Fig. 4.

uPA-activated MMP-9 increased U1242 cell invasion and expression of uPA and MMP-9 in GBM patients' specimens and non-neoplastic temporal lobes (TL). (A) B428 (7.5 μM) reduced MMP-9 activity in U1242 cell media. pMMP-9, pro-MMP-9, aMMP-9, active MMP-9; pMMP-2. pro-MMP-2 (B) PMA (50 nM) induced uPA activity in U1242 cell media. (C) B428 (7.5 μM) blocked PMA-induced MMP-9 activity in U1242 cell media. dMMP-9, dimeric MMP-9 (D) Inhibition of uPA and MMP-9 activities reduced U1242 cell invasion.
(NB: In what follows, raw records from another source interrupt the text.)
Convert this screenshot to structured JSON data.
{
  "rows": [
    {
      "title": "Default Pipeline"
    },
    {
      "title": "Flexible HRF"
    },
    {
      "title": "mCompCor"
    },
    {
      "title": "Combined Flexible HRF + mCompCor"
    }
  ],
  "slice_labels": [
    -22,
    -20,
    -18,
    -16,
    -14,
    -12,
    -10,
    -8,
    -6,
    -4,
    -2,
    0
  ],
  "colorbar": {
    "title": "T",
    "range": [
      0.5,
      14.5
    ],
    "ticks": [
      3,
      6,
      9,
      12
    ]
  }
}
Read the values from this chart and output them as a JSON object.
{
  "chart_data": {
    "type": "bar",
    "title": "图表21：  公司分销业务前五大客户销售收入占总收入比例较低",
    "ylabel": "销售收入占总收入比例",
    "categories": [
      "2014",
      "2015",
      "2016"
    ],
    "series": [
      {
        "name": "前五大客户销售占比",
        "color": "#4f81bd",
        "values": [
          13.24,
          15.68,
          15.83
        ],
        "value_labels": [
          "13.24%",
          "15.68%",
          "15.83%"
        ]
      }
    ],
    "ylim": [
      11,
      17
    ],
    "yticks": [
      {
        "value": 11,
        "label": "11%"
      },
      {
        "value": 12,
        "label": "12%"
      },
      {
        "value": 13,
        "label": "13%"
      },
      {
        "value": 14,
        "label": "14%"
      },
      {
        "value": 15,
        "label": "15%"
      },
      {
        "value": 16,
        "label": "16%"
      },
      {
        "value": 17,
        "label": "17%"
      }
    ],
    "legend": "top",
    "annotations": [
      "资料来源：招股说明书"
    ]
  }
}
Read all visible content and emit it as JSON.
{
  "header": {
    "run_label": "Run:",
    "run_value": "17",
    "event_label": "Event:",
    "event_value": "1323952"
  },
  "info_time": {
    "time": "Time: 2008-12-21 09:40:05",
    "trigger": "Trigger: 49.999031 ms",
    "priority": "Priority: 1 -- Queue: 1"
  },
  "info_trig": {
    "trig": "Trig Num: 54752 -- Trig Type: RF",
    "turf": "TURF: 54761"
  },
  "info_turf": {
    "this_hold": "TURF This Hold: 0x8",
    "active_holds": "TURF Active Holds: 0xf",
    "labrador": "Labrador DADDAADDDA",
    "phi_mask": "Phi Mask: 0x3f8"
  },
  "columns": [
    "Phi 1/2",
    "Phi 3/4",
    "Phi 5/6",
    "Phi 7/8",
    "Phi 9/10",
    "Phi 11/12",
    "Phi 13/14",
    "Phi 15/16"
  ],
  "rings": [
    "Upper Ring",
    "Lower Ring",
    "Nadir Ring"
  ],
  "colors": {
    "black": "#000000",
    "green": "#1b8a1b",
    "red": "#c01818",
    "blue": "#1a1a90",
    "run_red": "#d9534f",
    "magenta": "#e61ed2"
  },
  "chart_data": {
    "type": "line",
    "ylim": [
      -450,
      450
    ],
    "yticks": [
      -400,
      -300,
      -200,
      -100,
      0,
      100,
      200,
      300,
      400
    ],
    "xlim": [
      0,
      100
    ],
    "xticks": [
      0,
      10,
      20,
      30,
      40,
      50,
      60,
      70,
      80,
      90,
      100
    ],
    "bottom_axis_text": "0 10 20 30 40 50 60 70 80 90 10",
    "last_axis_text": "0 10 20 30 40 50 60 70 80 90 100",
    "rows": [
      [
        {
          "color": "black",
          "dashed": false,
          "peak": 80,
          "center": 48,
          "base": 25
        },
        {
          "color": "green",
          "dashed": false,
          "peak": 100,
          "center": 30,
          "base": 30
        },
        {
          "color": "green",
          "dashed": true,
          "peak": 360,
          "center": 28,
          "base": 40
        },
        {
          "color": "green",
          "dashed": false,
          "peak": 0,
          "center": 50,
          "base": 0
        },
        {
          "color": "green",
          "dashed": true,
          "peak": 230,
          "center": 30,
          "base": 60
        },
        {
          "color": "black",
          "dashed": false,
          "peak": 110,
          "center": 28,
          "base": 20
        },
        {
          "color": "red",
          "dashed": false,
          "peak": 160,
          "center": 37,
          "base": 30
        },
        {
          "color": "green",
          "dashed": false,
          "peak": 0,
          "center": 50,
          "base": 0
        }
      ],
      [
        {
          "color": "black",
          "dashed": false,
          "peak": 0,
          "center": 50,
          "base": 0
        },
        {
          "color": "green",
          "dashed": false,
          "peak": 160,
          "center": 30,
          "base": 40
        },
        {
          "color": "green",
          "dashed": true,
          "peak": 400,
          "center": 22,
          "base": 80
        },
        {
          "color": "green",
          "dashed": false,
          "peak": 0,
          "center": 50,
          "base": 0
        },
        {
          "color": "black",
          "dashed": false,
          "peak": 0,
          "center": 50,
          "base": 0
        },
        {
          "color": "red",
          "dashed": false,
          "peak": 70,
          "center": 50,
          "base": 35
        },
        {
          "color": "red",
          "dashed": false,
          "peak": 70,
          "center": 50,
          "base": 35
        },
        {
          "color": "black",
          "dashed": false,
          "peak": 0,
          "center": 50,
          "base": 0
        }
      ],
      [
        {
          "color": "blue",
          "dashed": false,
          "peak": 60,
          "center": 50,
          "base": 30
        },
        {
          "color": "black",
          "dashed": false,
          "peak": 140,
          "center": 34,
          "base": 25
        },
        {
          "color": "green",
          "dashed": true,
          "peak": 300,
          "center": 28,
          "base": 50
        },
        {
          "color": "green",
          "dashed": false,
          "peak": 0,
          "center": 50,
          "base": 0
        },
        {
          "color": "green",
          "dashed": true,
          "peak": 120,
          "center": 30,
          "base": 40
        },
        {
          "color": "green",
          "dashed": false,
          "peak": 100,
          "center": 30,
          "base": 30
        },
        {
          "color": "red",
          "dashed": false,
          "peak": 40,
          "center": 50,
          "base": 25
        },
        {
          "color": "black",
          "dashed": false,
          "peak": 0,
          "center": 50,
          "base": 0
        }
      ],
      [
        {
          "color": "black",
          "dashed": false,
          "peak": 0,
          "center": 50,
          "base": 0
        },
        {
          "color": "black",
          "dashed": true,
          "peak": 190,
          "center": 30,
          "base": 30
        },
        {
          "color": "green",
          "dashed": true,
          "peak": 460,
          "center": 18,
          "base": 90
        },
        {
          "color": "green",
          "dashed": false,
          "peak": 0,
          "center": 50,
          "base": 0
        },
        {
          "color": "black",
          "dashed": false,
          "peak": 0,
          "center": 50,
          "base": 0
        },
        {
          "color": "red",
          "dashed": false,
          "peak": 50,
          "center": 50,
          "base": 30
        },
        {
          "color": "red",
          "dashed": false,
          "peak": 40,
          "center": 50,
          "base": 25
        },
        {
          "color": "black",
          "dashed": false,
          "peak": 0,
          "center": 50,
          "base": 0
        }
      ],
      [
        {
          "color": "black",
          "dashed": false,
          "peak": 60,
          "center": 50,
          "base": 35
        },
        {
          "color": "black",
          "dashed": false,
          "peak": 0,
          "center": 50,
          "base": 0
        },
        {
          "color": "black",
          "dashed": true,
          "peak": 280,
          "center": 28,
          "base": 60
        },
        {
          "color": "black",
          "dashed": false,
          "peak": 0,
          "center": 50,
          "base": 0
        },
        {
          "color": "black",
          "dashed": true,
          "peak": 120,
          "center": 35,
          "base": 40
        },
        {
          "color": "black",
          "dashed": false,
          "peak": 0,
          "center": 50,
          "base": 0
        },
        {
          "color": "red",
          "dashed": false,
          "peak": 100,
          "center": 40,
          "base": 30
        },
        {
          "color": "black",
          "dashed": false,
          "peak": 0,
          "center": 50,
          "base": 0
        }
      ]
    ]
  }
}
B428 (7.5 μM) blocked both U1242 and PMA-induced U1242 cell invasion. Combination of functional neutralizing MMP-9 and uPA antibodies more significantly inhibited U1242 cell invasion through fibronectin than uPA or MMP-9 antibody alone. The concentration of antibody was 25 μg/ml. Normal IgG was used as control. The numbers of control were used as the 100% invasiveness. Data shown are means ± SEM values from three separate experiments for each group. *p < 0.05; **p < 0.01. (E) Gelatin zymography analysis of MMP-2 and MMP-9 activities in TLs and GBMs. The recombinant MMP-2, latent MMP-9 and uPA-activated MMP-9 were used as controls. (F) Fibrinogen zymography analysis of uPA activities in TLs and GBMs. Recombinant uPA was loaded as control. Equal amount of protein (25 μg) was loaded each lane.